People vs. Bagnate, GRs 133685-68, 20 May 2004
Accused-appellant, Amado Bagnate, appealed the Joint Judgment rendered by the Regional Trial Court Branch 15 of Tabaco, Albay, finding appellant Bagnate guilty beyond reasonable doubt of Murder in Criminal Case No. T-2874 for killing his grandmother, Aurea Broña and of Rape with Homicide in Criminal Case No. T-2875 for killing and raping his niece, Rosalie Rayala.
Appellant was turned over to SPO2 Junwel Ambion for custodial investigation. SPO2 Ambion informed him in the Bicol dialect of his constitutional rights. The accused acknowledged that he clearly understood it. When appellant told SPO2 Ambion that he is willing to confess, SPO2 Ambion again informed appellant of his rights, and asked him further if he wants to be assisted by counsel but appellant said that his counsel was in Manila. He availed his Constitutional right of being assisted by a competent counsel. Since he does not have his own counsel, he was provided with one in the person of Atty. Paterno Brotamonte whom the appellant accepted.
Before proceeding with the investigation, Atty. Brotamonte asked the policemen to leave the investigation room and conferred with appellant. He introduced himself to appellant and informed him of his rights. He also asked and examined appellant to see if he was physically harmed by the policemen and found none.
Appellant told Atty. Brotamonte that he is willing to give a statement. The investigation was then conducted in the Bicol dialect, with SPO2 Ambion asking the questions. The accused confessed on killing his grandmother and so as raping and killing his niece. After typing the first page of the confession, Atty. Brotamonte translated and explained the contents thereof to appellant, then Atty. Brotamonte and appellant signed thereon.
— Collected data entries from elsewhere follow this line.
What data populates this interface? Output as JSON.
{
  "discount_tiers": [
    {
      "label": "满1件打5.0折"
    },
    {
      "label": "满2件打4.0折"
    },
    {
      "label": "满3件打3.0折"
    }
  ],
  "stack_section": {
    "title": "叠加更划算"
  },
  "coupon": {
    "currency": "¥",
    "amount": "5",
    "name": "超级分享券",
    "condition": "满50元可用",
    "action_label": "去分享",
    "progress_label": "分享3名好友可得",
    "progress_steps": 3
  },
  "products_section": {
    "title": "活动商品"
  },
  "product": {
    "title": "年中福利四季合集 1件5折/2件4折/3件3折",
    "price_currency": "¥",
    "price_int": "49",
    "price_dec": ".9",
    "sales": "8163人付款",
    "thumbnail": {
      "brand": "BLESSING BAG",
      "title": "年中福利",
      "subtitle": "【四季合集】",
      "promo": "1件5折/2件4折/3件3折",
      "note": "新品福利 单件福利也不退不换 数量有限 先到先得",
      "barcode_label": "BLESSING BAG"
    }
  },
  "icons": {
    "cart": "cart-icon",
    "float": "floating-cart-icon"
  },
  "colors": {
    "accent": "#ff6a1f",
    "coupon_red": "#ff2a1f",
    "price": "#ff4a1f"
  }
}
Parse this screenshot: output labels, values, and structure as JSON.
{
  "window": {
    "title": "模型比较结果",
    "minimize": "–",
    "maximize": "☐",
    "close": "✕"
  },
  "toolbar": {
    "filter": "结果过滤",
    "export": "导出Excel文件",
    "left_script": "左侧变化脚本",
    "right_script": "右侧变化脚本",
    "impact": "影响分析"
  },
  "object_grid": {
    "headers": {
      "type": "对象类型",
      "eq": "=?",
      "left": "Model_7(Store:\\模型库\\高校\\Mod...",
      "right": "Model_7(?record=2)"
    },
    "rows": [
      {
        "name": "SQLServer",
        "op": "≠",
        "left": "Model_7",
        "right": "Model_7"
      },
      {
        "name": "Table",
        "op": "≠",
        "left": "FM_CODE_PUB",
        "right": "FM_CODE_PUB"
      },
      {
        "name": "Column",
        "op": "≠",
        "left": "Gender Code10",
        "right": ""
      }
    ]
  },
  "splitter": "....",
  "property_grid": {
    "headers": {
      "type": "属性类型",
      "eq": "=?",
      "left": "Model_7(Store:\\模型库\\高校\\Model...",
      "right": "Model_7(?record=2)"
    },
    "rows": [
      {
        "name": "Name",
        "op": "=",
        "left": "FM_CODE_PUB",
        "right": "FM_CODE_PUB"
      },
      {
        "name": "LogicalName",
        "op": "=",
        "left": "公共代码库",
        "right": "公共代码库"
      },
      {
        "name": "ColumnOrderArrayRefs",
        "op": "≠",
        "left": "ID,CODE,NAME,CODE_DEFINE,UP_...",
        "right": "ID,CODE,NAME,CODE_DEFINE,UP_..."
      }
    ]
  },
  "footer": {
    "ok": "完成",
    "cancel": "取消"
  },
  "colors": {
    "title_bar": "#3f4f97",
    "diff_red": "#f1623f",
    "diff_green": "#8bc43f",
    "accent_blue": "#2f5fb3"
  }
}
The next day, appellant was brought before Judge Arsenio Base, Jr. of the Municipal Trial Court of Tabaco, Albay. Judge Base requested the presence of Atty. Brotamonte and subsequently examined the voluntariness and veracity of the confession as well as the authenticity of the signatures of appellant and Atty. Brotamonte. He also explained to appellant the consequences of his confession to the crimes charged and asked him if he was coerced into admitting them. Judge Base inspected appellant’s body and asked him if he was forced or coerced. Judge Base then asked appellant if he was still willing to sign it again and appellant answered in the affirmative saying that his conscience bothered him. Judge Base asked him to sign the confession again in the presence of Atty. Brotamonte, after which appellant affixed his signature.
Accused was convicted on the strength of his extra- judicial confession during custodial investigation.
Appellant raised that the trial court erred in admitting in evidence the extrajudicial confession of the accused-appellant. Appellant assailed its admissibility alleging that it was executed in violation of his constitutional rights, particularly his right to a competent and independent counsel of his own choice and that he was not fully apprised of the consequences of his confession.
Whether the constitutional right of the appellant to have a competent and independent counsel was violated thereby rendering his extra judicial confession inadmissible.
No, the failure of Atty. Brotamonte to apprise appellant of the imposable penalty of the crimes he was to admit is not a sufficient ground to strike down appellant’s extrajudicial confession.
What the Constitution regards as inadmissible in evidence is confession given by an accused without having been informed of his right to remain silent, or, without having been given competent and independent counsel, preferably his own choice, or if he cannot afford the services of counsel, he was not provided with one; or the waiver of his rights was not in writing and not in the presence of counsel; or, that he was tortured, forced, threatened, intimidated, by violence or any other means that vitiated his free will. There is nothing in the Constitution that mandates a counsel to inform an accused of the possible penalty for the crime he committed. Neither would a presumption arise that the counsel is incompetent or not independent just because he failed to apprise the accused that the imposable penalty for the crime he was about to admit is death. After all, the imposable penalty is totally immaterial to the resolve of an accused to admit his guilt in the commission of a crime.
The modifier "competent and independent" stresses the need to assure the accused under the uniquely stressful conditions of a custodial investigation, an informed judgment on the choices explained to him by a diligent and capable lawyer. To be "competent" and "independent" it is only required for a lawyer to be: (1) Willing to fully safeguard the constitutional rights of the accused, as distinguished from one who would merely be giving a routine, peremptory and meaningless recital of the individual's constitutional rights.
The decision of the Regional Trial Court Branch 15 of Tabaco, Albay, in Criminal Case No. T-2874 finding appellant Amado Bagnate guilty beyond reasonable doubt of the crime of Murder and sentencing him to suffer the supreme penalty of DEATH is hereby AFFIRMED with MODIFICATIONS as to damages.